Alternatively you can also pass the parameters directly in the python script:

deployer = GithubPagesDeployer(Path("doc/"), source_branch, "origin", current_commit_id.stdout[:-1], ["../test_package"],
                                   target_branch, "origin", True,
                                   Path(tempdir))

deploy_github_pages.deploy_github_pages(["--target-branch", "target_branch",
                                         "--push-origin", "origin",
                                         "--push-enabled", "True"
                                         "--source-branch", "source_branch",
                                         "--source-dir", "/doc/",
                                         "--module-path", "../package/module-path1", "../package/module-path2"])

The generator has to be called from the working directory containing the index.rst file.

Options#

Calling the module with “–help” will print the help page for the generator.

sgpg --help
Options for sgpg:
--target-branch TEXT

Branch to push to

--push-origin TEXT

Where to push from

--push

Commit and push the documentation.

--commit

Only commit the documentation.

--source-branch TEXT

The branch you want to generate documentation from. If empty, defaults to current branch. Can also be a GitHub tag

--source-origin TEXT

Origin of source_branch.
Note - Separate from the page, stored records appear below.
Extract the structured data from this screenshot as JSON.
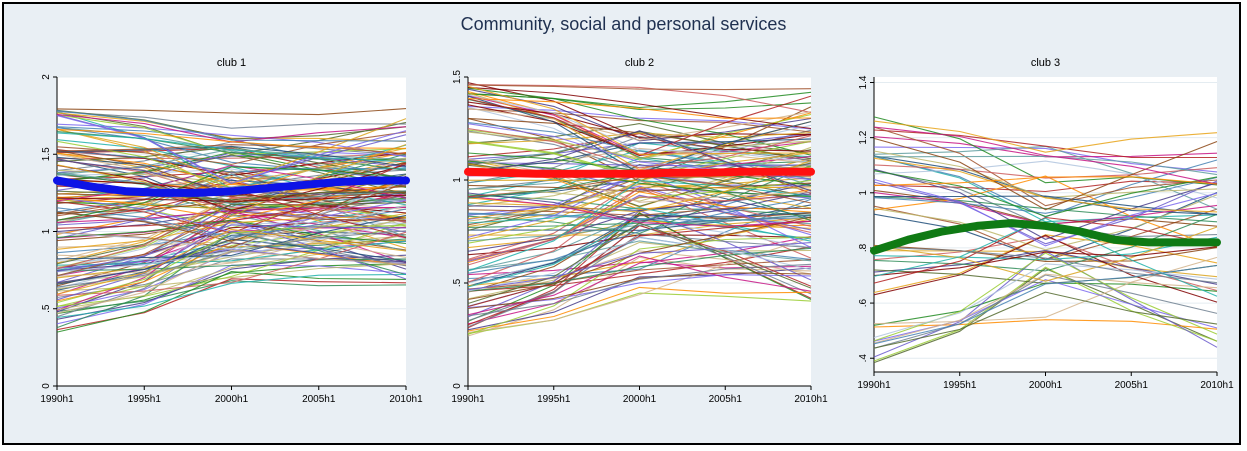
{
  "title": "Community, social and personal services",
  "chart_data": [
    {
      "type": "line",
      "title": "club 1",
      "x_ticks": [
        "1990h1",
        "1995h1",
        "2000h1",
        "2005h1",
        "2010h1"
      ],
      "y_ticks": [
        "0",
        ".5",
        "1",
        "1.5",
        "2"
      ],
      "ylim": [
        0,
        2
      ],
      "highlight_series": {
        "color": "#0d14e6",
        "x": [
          1990,
          1992,
          1994,
          1996,
          1998,
          2000,
          2002,
          2004,
          2006,
          2008,
          2010
        ],
        "values": [
          1.33,
          1.29,
          1.26,
          1.25,
          1.25,
          1.26,
          1.28,
          1.3,
          1.32,
          1.33,
          1.33
        ]
      },
      "background_series_count": 160,
      "background_range": [
        0.34,
        1.81
      ]
    },
    {
      "type": "line",
      "title": "club 2",
      "x_ticks": [
        "1990h1",
        "1995h1",
        "2000h1",
        "2005h1",
        "2010h1"
      ],
      "y_ticks": [
        "0",
        ".5",
        "1",
        "1.5"
      ],
      "ylim": [
        0,
        1.5
      ],
      "highlight_series": {
        "color": "#ff1010",
        "x": [
          1990,
          1992,
          1994,
          1996,
          1998,
          2000,
          2002,
          2004,
          2006,
          2008,
          2010
        ],
        "values": [
          1.04,
          1.035,
          1.03,
          1.03,
          1.03,
          1.03,
          1.035,
          1.035,
          1.04,
          1.04,
          1.04
        ]
      },
      "background_series_count": 140,
      "background_range": [
        0.24,
        1.5
      ]
    },
    {
      "type": "line",
      "title": "club 3",
      "x_ticks": [
        "1990h1",
        "1995h1",
        "2000h1",
        "2005h1",
        "2010h1"
      ],
      "y_ticks": [
        ".4",
        ".6",
        ".8",
        "1",
        "1.2",
        "1.4"
      ],
      "ylim": [
        0.35,
        1.42
      ],
      "highlight_series": {
        "color": "#0f7a14",
        "x": [
          1990,
          1992,
          1994,
          1996,
          1998,
          2000,
          2002,
          2004,
          2006,
          2008,
          2010
        ],
        "values": [
          0.79,
          0.83,
          0.86,
          0.88,
          0.89,
          0.88,
          0.86,
          0.83,
          0.82,
          0.82,
          0.82
        ]
      },
      "background_series_count": 60,
      "background_range": [
        0.35,
        1.29
      ]
    }
  ]
}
Set to ‘tags’ if your source_branch is a tag

--source-dir PATH

Path to the directory inside the source_branch where the index.rst and conf.py reside in.

--module-path TEXT

List of paths to all the modules the docu is being generated for

--debug

Prints full exception traceback

--help

Show this message and exit.

Parameters for the Python class:

class exasol_sphinx_github_pages_generator.deployer.GithubPagesDeployer(source_dir: pathlib.Path, source_branch: str, source_origin: str, current_commit_id: str, module_path: list, target_branch: str, push_origin: str, push_enabled: bool, tempdir: pathlib.Path)

Builds and deploys GitHub Pages using Sphinx given a branch.

Parameters
  • source_dir – Path to the directory inside the source_branch where the index.rst and conf.py reside in.

  • source_branch – The branch-name or tag the documentation files should be generated for. Will use remote branch for generation. Local unpushed changes will cause program exit or be ignored.

  • current_commit_id – CommitID of the current branch.

  • module_path – List of modules/packages in the source_branch that should be documented.

  • target_branch – Branch the documentation should be generated into.

  • push_origin – origin of the Git Repository.

  • source_origin – origin of the source branch. “origin” results in “refs/remotes/origin/source_branch”, other results in “refs/source_origin/source_branch”. Example: source_origin = tags, source_branch = tag_name result : “refs/tags/tag_name”

  • push_enabled – Bool. Set to True if generated files should be pushed to the remote, otherwise set to “commit”. If Calling from the command line, you can use the “–commit”/”–push” flags instead.

  • tempdir – Path of the temporary directory this Generator runs in.